Around 30 million people may be impacted after a database breach at online dating site PlentyOfFish.com leaving usernames, passwords and emails compromised.
According to media reports, a security hole was revealed by PlentyOfFish CEO Markus Frind which he promised had been closed and all passwords reset. He confirmed that 345 accounts were successfully exported and that hackers had attempted to negotiate with Plentyoffish to ‘hire' them as a security team and if it failed to cooperate, the hacked accounts would be released to the press.
Initially the blame was put on security blogger Brian Krebs for his involvement, with claims made that KrebsOnSecurity.com was involved in an elaborate extortion plot. Krebs said that by being implicated you in an alleged extortion scheme, two things become clear: you are probably not going to get any real answers to your direct questions about the incident; and the company almost certainly did have a serious breach.
Krebs said that he had been contacted by an Argentinian hacker earlier this month who said he had found bugs in PlentyOfFish.com that let them view account and password information on any member.
“He said the information was being circulated in the hacker community and that he could prove the flaws existed if I simply created a free user account on the site. I did so, and Russo proceeded to read me my registration information,” he said.
“For the past ten days, Frind has promised a response, but otherwise dodged my emails. I began actually writing up a blog post about this hack yesterday. This morning, I awoke to find a rambling blog post that indirectly accuses me of participating in an extortion scam, before mildly backtracking from that claim.
“At one point in Frind's post, he says he grew particularly alarmed when he saw that Russo (the hacker) and I were ‘friends' on Facebook. Good thing he didn't check the kinds of people I'm following on Twitter: he might have really had a heart attack!”
In response, Frind said: “Just to be clear, Krebs didn't have anything to do with this. I was trying to convey how the hacker tried to create a mass sense of confusion at all times so you never know what is real and what is not.”
In regard to the database leak itself, Krebs said: “Part of the reason PlentyOfFish.com has a problem is because its database is insecure. PlentyOfFish.com claims to have closed the security hole and reset all user passwords, but on top of that the company appears to store its customer and user passwords in plain text, which is a Security 101 no-no.
“Companies that fail to take even this basic security step and then look for places to point the finger when they get hacked show serious disregard for the security and privacy of their users.”
Ash Patel, country manager UK & Ireland for Stonesoft, told SC Magazine that the problem is that there is no information on how many records were compromised and how the data has been used since.

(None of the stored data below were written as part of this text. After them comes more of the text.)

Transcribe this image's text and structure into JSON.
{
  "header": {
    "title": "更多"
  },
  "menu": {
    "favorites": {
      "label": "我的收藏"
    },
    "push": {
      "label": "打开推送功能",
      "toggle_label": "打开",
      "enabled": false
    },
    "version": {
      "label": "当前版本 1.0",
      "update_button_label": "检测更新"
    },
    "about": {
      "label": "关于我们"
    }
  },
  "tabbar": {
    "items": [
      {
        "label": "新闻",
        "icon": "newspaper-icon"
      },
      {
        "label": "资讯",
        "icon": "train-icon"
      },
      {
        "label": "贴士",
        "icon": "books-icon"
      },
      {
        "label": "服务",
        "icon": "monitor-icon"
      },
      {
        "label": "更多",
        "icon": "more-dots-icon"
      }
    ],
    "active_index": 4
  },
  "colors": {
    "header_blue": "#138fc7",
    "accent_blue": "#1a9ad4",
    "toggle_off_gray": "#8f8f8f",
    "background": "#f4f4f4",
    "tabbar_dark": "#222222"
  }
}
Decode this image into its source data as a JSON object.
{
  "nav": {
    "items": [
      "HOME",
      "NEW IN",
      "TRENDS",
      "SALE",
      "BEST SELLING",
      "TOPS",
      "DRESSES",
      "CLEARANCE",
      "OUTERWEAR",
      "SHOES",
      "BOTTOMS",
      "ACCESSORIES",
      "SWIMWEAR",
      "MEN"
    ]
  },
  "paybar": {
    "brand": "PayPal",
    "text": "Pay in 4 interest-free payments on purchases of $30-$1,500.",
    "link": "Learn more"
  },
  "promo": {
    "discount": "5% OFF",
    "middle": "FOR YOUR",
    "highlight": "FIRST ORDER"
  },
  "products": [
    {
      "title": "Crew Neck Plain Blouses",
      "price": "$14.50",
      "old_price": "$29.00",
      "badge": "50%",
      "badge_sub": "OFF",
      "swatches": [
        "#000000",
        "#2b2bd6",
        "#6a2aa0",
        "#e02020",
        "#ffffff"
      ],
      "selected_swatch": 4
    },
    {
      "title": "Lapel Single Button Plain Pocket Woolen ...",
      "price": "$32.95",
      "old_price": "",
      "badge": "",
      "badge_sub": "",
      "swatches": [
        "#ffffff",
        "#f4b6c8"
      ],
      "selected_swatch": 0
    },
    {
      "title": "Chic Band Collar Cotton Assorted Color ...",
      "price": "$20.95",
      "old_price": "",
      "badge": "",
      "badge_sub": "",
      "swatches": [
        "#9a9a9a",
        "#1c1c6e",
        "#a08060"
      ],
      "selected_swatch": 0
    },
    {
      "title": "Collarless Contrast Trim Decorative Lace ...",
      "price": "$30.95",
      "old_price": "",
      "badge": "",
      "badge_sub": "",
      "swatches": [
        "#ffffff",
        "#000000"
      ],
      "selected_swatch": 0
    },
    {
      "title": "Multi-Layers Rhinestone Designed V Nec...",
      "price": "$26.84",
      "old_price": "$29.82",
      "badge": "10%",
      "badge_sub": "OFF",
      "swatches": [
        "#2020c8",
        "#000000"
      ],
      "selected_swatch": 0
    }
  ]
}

He said: “The database is a never-ending solution with the more that we rely on the internet. We are only a window away from a public domain and this is another example of it not just affecting government or financial institutions, who would have thought about a dating agency? Everyone carries important information and you do not have to be dealing with money day in day out to apply a good security policy.”
He also claimed that this was an example of how a web application was developed with security the last consideration after ease of use and speed to market.